„Wenn ich mal mitkick, dann geht mir das Herz auf. Aber eben in einer anderen Art und Weise, wie wenn ich an der Linie stehe.“
Der etwas andere Weg
06.04.2018: 33. Spieltag in der Regionalliga Südwest. Es ist Freitagabend, 18:55 Uhr. Die Sonne scheint mit letzter Kraft auf den Rasen im Stuttgarter Gazi-Stadion. Noch fünf Minuten bis zum Anpfiff des Spiels zwischen den Stuttgarter Kickers und dem SV Elversberg. Der Stadionsprecher verliest die Mannschaftsaufstellungen. Lautstark rufen Tausende Kickers-Fans die Nachnamen der Spieler. Als der Name des Cheftrainers vorgelesen wird, folgen nur vereinzelte Rufe von den Zuschauerrängen. Dreyer, Yannick Dreyer heißt der 24-Jährige, der an diesem Tag auf der Trainerbank sitzt. Der eigentliche Co-Trainer wurde kurzfristig zum Interimscoach beordert, nachdem der eigentliche Cheftrainer einen Tag vor dem Spiel seinen Rücktritt bekannt gegeben hatte. „Kickers! Kickers!“, schallt es durch das Stadion. Die Mannschaft betritt den Rasen. Dann kommt auch Yannick Dreyer aus den Katakomben. Groß gewachsen. Kurze, braune Haare. Athletische Figur. Er trägt ein weißes Shirt der Stuttgarter Kickers und eine lange schwarze Hose. Es folgt ein kurzes Abklatschen mit den Spielern auf der Ersatzbank. Dann ertönt der Pfiff des Schiedsrichters. Das Spiel geht los! Immer wieder steht Dreyer wild gestikulierend am Spielfeldrand. Er redet viel mit seinen Spielern und gibt ihnen taktische Anweisungen. Nach 30 Minuten reißt er die Arme in die Höhe. „Tooooooooor für die Stuttgarter“ ruft der Stadionsprecher, – „Kickers!“, erwidern die Fans. Ein Tor, das schlussendlich nicht für einen Sieg reichen sollte, weil die Gäste in der 45. Minute den Ausgleich erzielten. Die Kickers holen einen Punkt im Spiel gegen den SV Elversberg, der am Ende der Saison „hoffentlich noch Gold wert sein kann“, wie Dreyer auf der abschließenden Pressekonferenz sagt. Es sollte vorerst das erste und letzte Mal sein, dass Yannick Dreyer als Cheftrainer auf der Trainerbank Platz nahm. Nach diesem Spiel übernahm ein neuer Trainer die Mannschaft. Dreyer wurde in Folge dessen wieder zum Co-Trainer und musste sich eingestehen, dass der Punkt doch nicht Gold wert war. Die Stuttgarter Kickers stiegen in die Oberliga ab.

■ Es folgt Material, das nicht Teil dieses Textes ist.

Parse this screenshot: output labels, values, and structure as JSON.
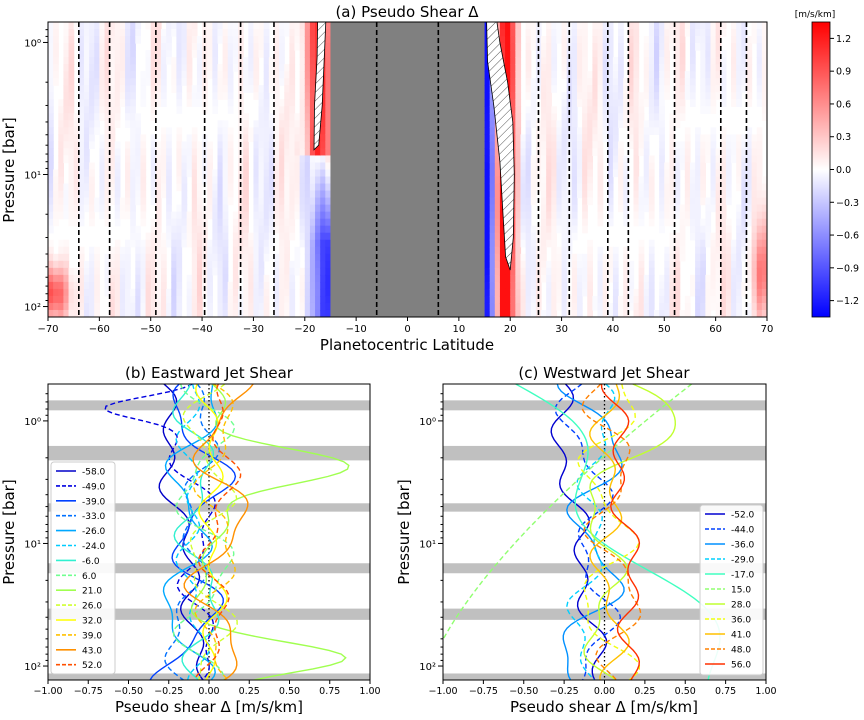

Auch am 13.07.2020, mehr als zwei Jahre später, steht Yannick Dreyer auf dem Platz der Stuttgarter Kickers. Die Saisonvorbereitung der ersten Mannschaft beginnt. Die Spieler formieren sich auf dem Spielfeld in einem großen Kreis. Dreyer positioniert sich in der Mitte des Kreises. Neben ihm stehen vier weitere Männer. Gemeinsam bilden sie das Trainerteam des Klubs aus Degerloch. Der mittlerweile 27-jährige Dreyer hat dabei weiterhin die Rolle des Co-Trainers inne. Cheftrainer Ramon Gehrmann bezeichnet die Zusammenarbeit mit ihm als „hervorragend“. Nach einer kurzen Begrüßung beginnt das Training. Dreyer leitet dabei eine Pass-Übung an. Mit lauter und energischer Stimme erklärt der gebürtige Schramberger seinen Spielern, was er von ihnen sehen will: „Den Ball, den wir hier jetzt diagonal spielen, möcht ich, dass ihr den mit Unterschnitt spielt. Okay? Aber flach! Und weiter geht’s!“ Die Spieler hören zu und machen genau das, was der studierte Sportwissenschaftler von ihnen fordert. Kein Murren, kein Knurren und das, obwohl einige Spieler deutlich älter sind als Dreyer. Wie verschafft sich der „Jungspund“ dabei die notwendige Autorität?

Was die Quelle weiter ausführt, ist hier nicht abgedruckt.